Explore different varieties of winter pears including Comice, Anjou, Bosc, Seckle, Nelis, and Forelle. You may also try cactus pears that shield your liver from damage caused by high blood sugar (hyperglycemia).
2. Pumpkin Seeds
Pumpkin seeds are loaded with monounsaturated fats. Being liquid at body temperature, these fats easily pass through the liver membrane, allowing the liver to filter out harmful LDL (low-density lipoprotein). Lesser cholesterol is good news for your growing waistline. What’s more, such fats have just what you’d expect from a slice of red velvet cake—they taste good and fill you up.
Beetroot contains phytonutrients called betalains that support the liver’s detox process. Anything that supports the body’s detox is weight friendly.
Being 90% water and rich in fiber, broccoli makes an effective diet food. Don’t be thrifty with this nutritious leafy green.
5. Pomegranate Seeds
Pomegranate seeds are more useful than its juice because the seeds contain fiber that is not present in the juice. Low in calories and pumped with high amounts of vitamin C, pomegranate seeds can help fight off the flu while burning stubborn fat.
6. Sweet Potato
Sweet potatoes have a lower glycemic index than regular white potatoes. A lower glycemic index means they don’t cause erratic spikes in your blood sugar levels. This may also mean fewer carb cravings and, hence, weight loss.
Opt for fingerling varieties. Eat them with the skin on as it is rich in fiber and slows down the release of starch (a major cause for weight gain).
7. Winter Squash
Another source of fiber, winter squash is a powerhouse of vitamins (A, C, B6, and K), potassium and folate.

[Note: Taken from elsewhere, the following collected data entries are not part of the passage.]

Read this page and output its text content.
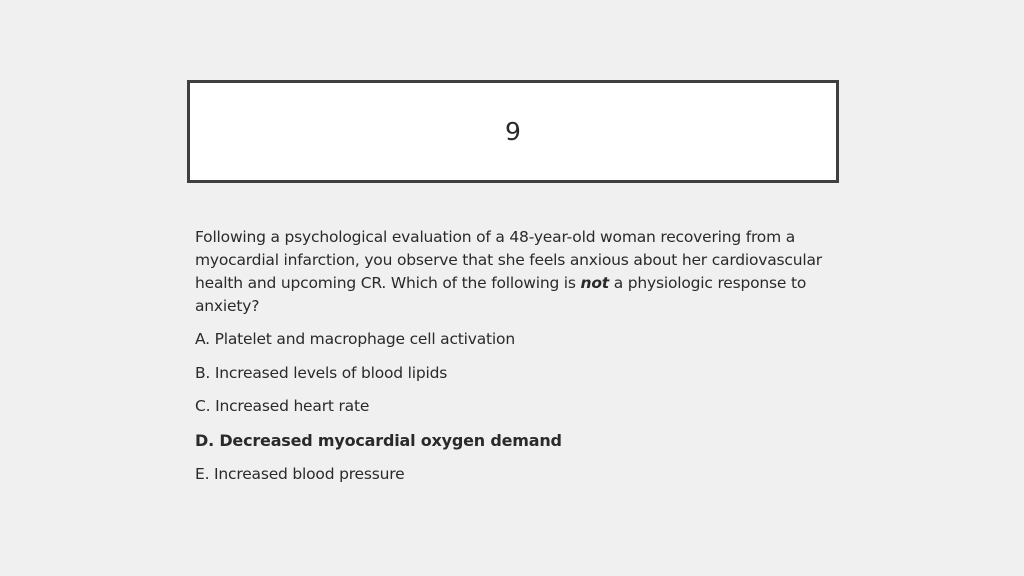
9

Following a psychological evaluation of a 48-year-old woman recovering from a myocardial infarction, you observe that she feels anxious about her cardiovascular health and upcoming CR. Which of the following is not a physiologic response to anxiety?

A. Platelet and macrophage cell activation

B. Increased levels of blood lipids

C. Increased heart rate

D. Decreased myocardial oxygen demand

E. Increased blood pressure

A cup of a meek 8o calories can strengthen your immunity so you’re fit enough to be up and moving. There will be no excuses for not exercising. Tease your taste buds with some delicata, acorn, or buttercorn.
8. Chicken Broth
The very mention of chicken broth is heart-warming. Low in calories and fat, it fills you up and hastens your recovery from a cold. Use it as a butter substitute with mashed potatoes, an oil substitute to sauté veggies, or simply turn it into a delish soup.
9. Citrus fruits
Sniff before you take a bite. Yes, citrus fruits are packed with fibers and vitamin C, but their signature smell helps reduce stress. This translates to lesser stress eating over the holidays.
Limonene helps the liver eliminate metabolism-slowing toxins by up to 30%. Limonene is found in lemon zest and Meyer lemons (lemon-orange hybrid), so you know what to include in your brunches and post-exercise snacks. Oranges, grapefruits, and clementines are other viable options.
This list would be incomplete without the most predictable weight loss food—oatmeal. Full of fiber, oatmeal energizes you, stabilizes blood sugar, and lowers cholesterol. A study showed that people who have oats for breakfast have one-third less calories for lunch. That’s a right step toward dropping some pounds. This comfort food also provides scope for nutritious toppings, so experiment.
Eat your way to weight loss the right way!